Pode haver resistência a uma mudança de rotina, frustração diante de uma limitação, insistência em fazer algo sem ajuda ou simplesmente uma diferença de opiniões sobre o que deveria acontecer naquele momento.
A formação profissional aborda postura e ética, habilidades e competências do cuidador, responsabilidades da função e atitudes adequadas no ambiente de trabalho.
Esses conhecimentos são importantes porque o cuidador precisa reconhecer seus próprios limites e compreender que seu papel não é controlar a vida da pessoa idosa.
Ao mesmo tempo, ele precisa levar a sério sua responsabilidade com segurança e bem-estar.
Entre essas duas coisas existe um espaço que exige maturidade.
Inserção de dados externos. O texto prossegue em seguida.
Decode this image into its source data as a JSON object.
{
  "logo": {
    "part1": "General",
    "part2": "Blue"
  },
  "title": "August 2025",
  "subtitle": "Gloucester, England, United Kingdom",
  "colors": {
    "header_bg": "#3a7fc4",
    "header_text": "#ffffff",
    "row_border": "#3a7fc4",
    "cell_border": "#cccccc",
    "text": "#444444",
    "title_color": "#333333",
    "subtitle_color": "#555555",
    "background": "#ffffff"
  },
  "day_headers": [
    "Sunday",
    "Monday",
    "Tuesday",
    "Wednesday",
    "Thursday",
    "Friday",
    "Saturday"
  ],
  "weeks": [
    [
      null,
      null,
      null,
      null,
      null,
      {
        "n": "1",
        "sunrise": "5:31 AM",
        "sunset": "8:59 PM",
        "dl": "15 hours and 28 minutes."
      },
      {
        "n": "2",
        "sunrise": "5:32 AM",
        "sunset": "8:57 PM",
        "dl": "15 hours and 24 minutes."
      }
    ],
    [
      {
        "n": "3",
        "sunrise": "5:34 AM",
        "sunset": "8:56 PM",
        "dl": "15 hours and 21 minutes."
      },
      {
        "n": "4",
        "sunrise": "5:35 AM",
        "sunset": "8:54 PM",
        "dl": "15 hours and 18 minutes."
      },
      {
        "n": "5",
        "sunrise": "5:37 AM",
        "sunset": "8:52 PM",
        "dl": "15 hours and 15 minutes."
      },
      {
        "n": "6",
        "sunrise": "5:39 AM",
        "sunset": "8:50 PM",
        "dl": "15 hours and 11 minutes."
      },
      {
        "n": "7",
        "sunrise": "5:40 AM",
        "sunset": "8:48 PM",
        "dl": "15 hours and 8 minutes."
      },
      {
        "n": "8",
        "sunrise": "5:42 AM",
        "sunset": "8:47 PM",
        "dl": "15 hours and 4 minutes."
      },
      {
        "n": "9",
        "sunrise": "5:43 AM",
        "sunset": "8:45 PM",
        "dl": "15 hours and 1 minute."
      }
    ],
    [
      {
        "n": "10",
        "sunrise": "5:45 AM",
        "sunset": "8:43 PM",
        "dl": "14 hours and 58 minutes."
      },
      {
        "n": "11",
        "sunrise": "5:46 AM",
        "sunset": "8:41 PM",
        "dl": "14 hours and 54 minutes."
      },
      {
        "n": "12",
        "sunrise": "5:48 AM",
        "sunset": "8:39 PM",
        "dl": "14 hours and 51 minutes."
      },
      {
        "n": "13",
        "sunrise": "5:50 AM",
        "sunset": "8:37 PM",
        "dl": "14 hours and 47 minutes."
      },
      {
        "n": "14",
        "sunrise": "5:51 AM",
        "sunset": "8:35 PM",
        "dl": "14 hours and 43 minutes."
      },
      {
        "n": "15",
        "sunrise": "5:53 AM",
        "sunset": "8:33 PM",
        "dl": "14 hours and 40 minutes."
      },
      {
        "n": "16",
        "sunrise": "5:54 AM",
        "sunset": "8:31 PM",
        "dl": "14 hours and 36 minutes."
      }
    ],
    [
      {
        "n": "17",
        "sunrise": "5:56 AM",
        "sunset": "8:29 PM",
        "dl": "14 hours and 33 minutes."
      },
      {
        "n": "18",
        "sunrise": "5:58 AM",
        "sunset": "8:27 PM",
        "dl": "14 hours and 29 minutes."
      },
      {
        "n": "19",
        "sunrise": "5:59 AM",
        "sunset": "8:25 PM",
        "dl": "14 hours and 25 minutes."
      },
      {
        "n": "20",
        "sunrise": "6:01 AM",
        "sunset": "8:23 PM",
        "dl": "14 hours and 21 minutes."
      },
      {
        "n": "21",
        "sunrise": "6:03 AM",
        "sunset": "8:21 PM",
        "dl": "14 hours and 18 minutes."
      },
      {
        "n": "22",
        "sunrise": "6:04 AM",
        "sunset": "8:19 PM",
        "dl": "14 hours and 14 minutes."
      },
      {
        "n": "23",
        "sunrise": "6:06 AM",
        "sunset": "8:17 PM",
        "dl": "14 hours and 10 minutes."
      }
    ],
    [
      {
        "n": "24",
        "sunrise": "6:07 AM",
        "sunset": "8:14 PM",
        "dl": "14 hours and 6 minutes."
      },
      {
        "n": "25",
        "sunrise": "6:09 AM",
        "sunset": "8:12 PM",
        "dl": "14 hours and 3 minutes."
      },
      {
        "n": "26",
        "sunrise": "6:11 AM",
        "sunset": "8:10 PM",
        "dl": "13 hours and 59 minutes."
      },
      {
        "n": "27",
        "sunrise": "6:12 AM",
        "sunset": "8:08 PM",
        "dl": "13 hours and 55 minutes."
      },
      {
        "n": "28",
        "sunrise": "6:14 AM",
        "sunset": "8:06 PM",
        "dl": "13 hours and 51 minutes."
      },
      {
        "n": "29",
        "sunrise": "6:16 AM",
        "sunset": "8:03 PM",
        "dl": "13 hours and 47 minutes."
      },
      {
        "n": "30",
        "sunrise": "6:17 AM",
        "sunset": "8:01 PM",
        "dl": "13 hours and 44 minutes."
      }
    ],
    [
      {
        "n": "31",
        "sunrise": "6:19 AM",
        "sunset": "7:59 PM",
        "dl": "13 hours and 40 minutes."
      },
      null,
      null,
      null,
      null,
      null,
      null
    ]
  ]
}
Às vezes, a melhor resposta é explicar.
Às vezes, é ouvir.
Às vezes, é pedir orientação.
E, em outras situações, é simplesmente compreender que aquela reação não é uma afronta pessoal, mas parte de uma situação que precisa ser conduzida com calma.
Trabalhar com pessoas exige mais do que saber o que fazer, exige aprender como estar diante delas.